What I find in talking with some of our employees who love our work is that you either love it or you don’t. People aren’t halfway in, halfway out. It just makes sense. They love the work, but we do not have enough nurses. When I look at our aging workforce, especially some of the nursing data in Georgia, it will have the biggest impact on our business.

What consumer product or service do you think will have the greatest impact on home-based care over the next three years?

I think Medicare Advantage is by far the most consumer-driven decision. Do they fully understand their benefits? I equate it to when I go buy a car, or when I bought a home, because I had to understand the pros and cons of that decision. The consumer decision is often very new to folks and they don’t weigh all of the factors.
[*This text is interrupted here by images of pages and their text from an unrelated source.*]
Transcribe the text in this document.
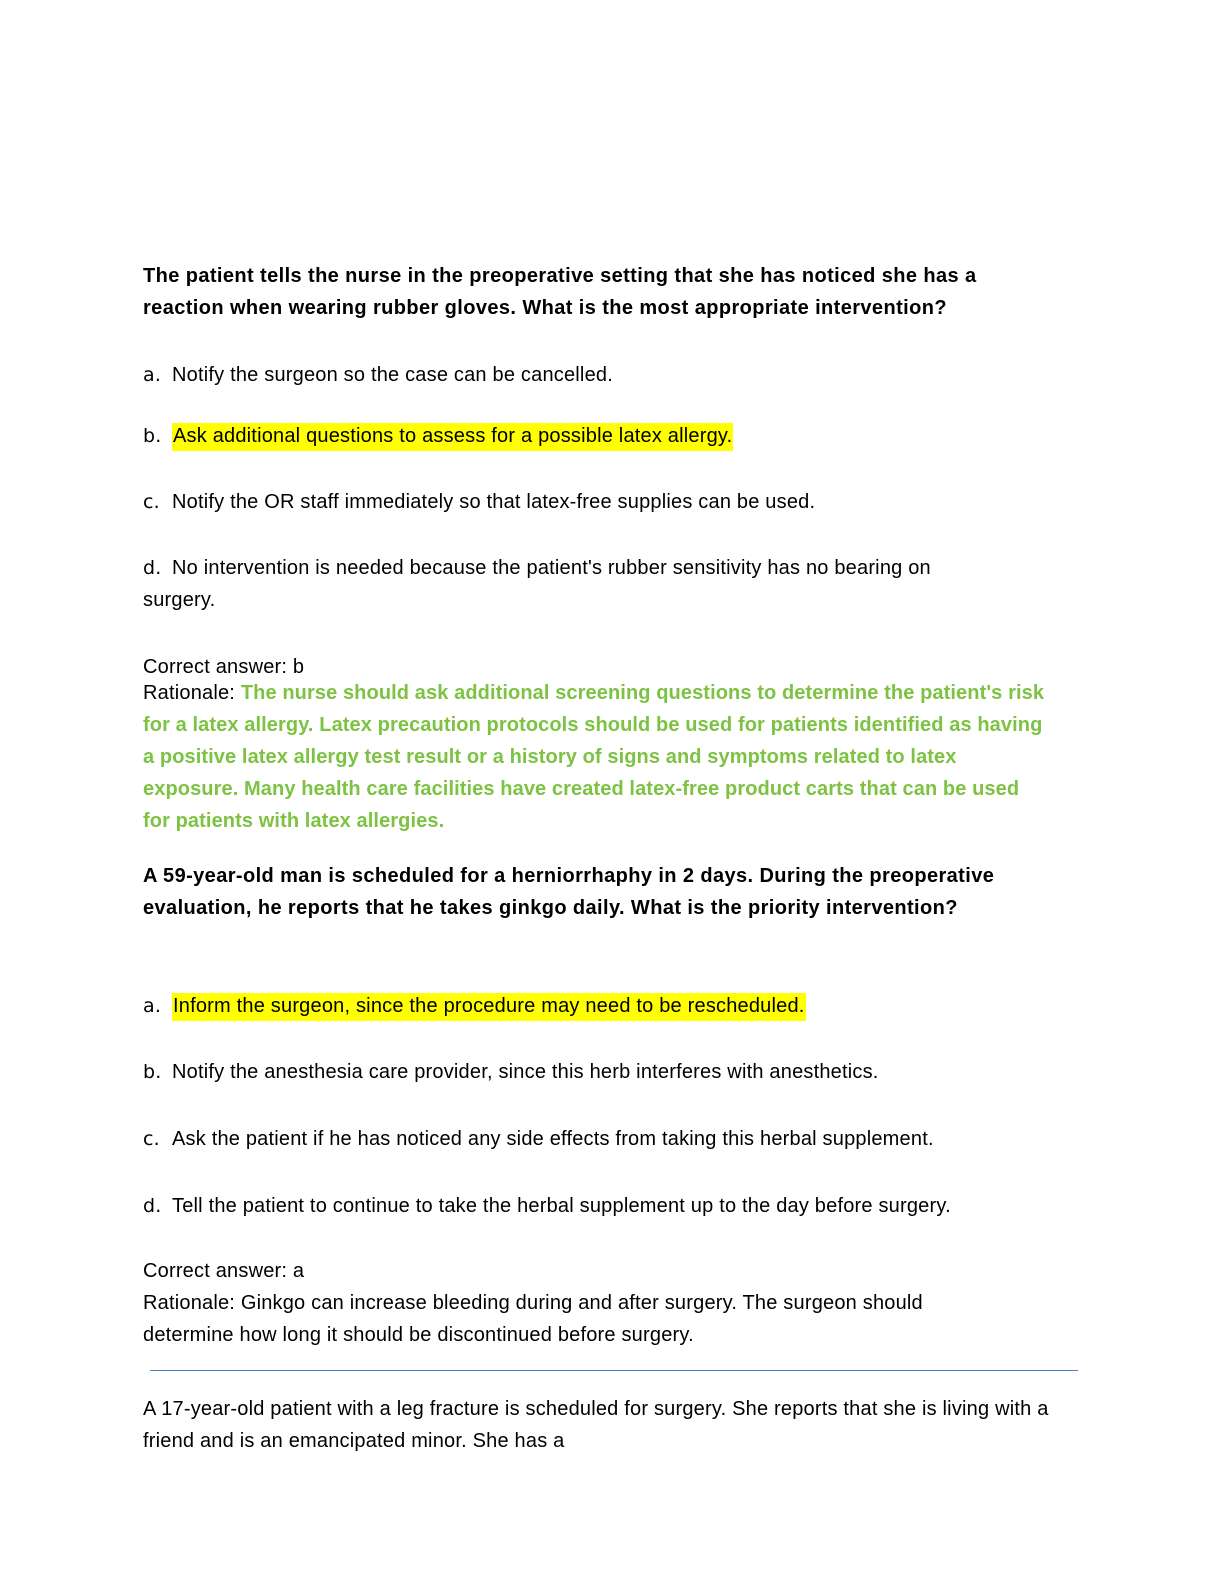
The patient tells the nurse in the preoperative setting that she has noticed she has a reaction when wearing rubber gloves. What is the most appropriate intervention?
a. Notify the surgeon so the case can be cancelled.
b. Ask additional questions to assess for a possible latex allergy.
c. Notify the OR staff immediately so that latex-free supplies can be used.
d. No intervention is needed because the patient's rubber sensitivity has no bearing on surgery.
Correct answer: b
Rationale: The nurse should ask additional screening questions to determine the patient's risk for a latex allergy. Latex precaution protocols should be used for patients identified as having a positive latex allergy test result or a history of signs and symptoms related to latex exposure. Many health care facilities have created latex-free product carts that can be used for patients with latex allergies.
A 59-year-old man is scheduled for a herniorrhaphy in 2 days. During the preoperative evaluation, he reports that he takes ginkgo daily. What is the priority intervention?
a. Inform the surgeon, since the procedure may need to be rescheduled.
b. Notify the anesthesia care provider, since this herb interferes with anesthetics.
c. Ask the patient if he has noticed any side effects from taking this herbal supplement.
d. Tell the patient to continue to take the herbal supplement up to the day before surgery.
Correct answer: a
Rationale: Ginkgo can increase bleeding during and after surgery. The surgeon should determine how long it should be discontinued before surgery.
A 17-year-old patient with a leg fracture is scheduled for surgery. She reports that she is living with a friend and is an emancipated minor. She has a
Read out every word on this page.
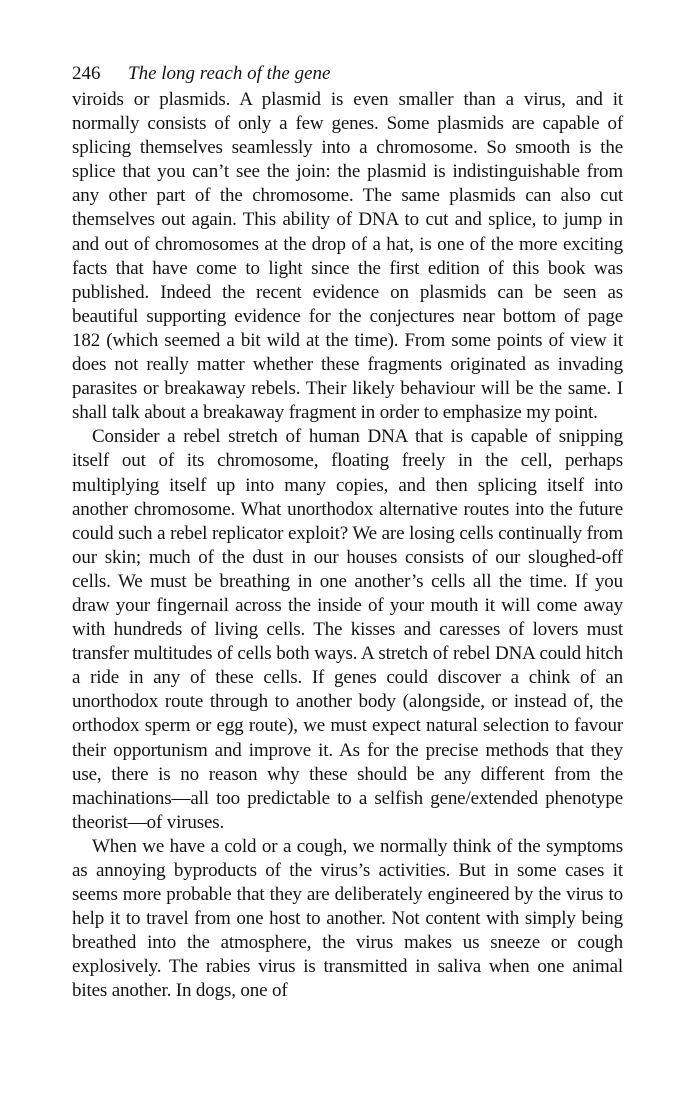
246 The long reach of the gene

viroids or plasmids. A plasmid is even smaller than a virus, and it normally consists of only a few genes. Some plasmids are capable of splicing themselves seamlessly into a chromosome. So smooth is the splice that you can’t see the join: the plasmid is indistinguishable from any other part of the chromosome. The same plasmids can also cut themselves out again. This ability of DNA to cut and splice, to jump in and out of chromosomes at the drop of a hat, is one of the more exciting facts that have come to light since the first edition of this book was published. Indeed the recent evidence on plasmids can be seen as beautiful supporting evidence for the conjectures near bottom of page 182 (which seemed a bit wild at the time). From some points of view it does not really matter whether these fragments originated as invading parasites or breakaway rebels. Their likely behaviour will be the same. I shall talk about a breakaway fragment in order to emphasize my point.

Consider a rebel stretch of human DNA that is capable of snipping itself out of its chromosome, floating freely in the cell, perhaps multiplying itself up into many copies, and then splicing itself into another chromosome. What unorthodox alternative routes into the future could such a rebel replicator exploit? We are losing cells continually from our skin; much of the dust in our houses consists of our sloughed-off cells. We must be breathing in one another’s cells all the time. If you draw your fingernail across the inside of your mouth it will come away with hundreds of living cells. The kisses and caresses of lovers must transfer multitudes of cells both ways. A stretch of rebel DNA could hitch a ride in any of these cells. If genes could discover a chink of an unorthodox route through to another body (alongside, or instead of, the orthodox sperm or egg route), we must expect natural selection to favour their opportunism and improve it. As for the precise methods that they use, there is no reason why these should be any different from the machinations—all too predictable to a selfish gene/extended phenotype theorist—of viruses.

When we have a cold or a cough, we normally think of the symptoms as annoying byproducts of the virus’s activities. But in some cases it seems more probable that they are deliberately engineered by the virus to help it to travel from one host to another. Not content with simply being breathed into the atmosphere, the virus makes us sneeze or cough explosively. The rabies virus is transmitted in saliva when one animal bites another. In dogs, one of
I think consumers and particularly caregivers will get smarter about these decisions.

Across our entire continuum, consumers, much less very well-educated health professionals, typically have a very narrow understanding of what we do. At that moment in time when someone is referred for care, or somebody chooses Visiting Nurse for whatever reason, they don’t necessarily understand the decision they made when they chose a Medicare replacement product. Past the first or second level of a decision, many consumers don’t think about all the downstream impacts. We have to be an educational partner for our patients to help them understand what their decision does or doesn’t provide.

Complete the sentence. Three years from now, I hope care delivery will be …

More person-centered and at the bedside. We’re combining very good health data with personal beliefs and values into care planning.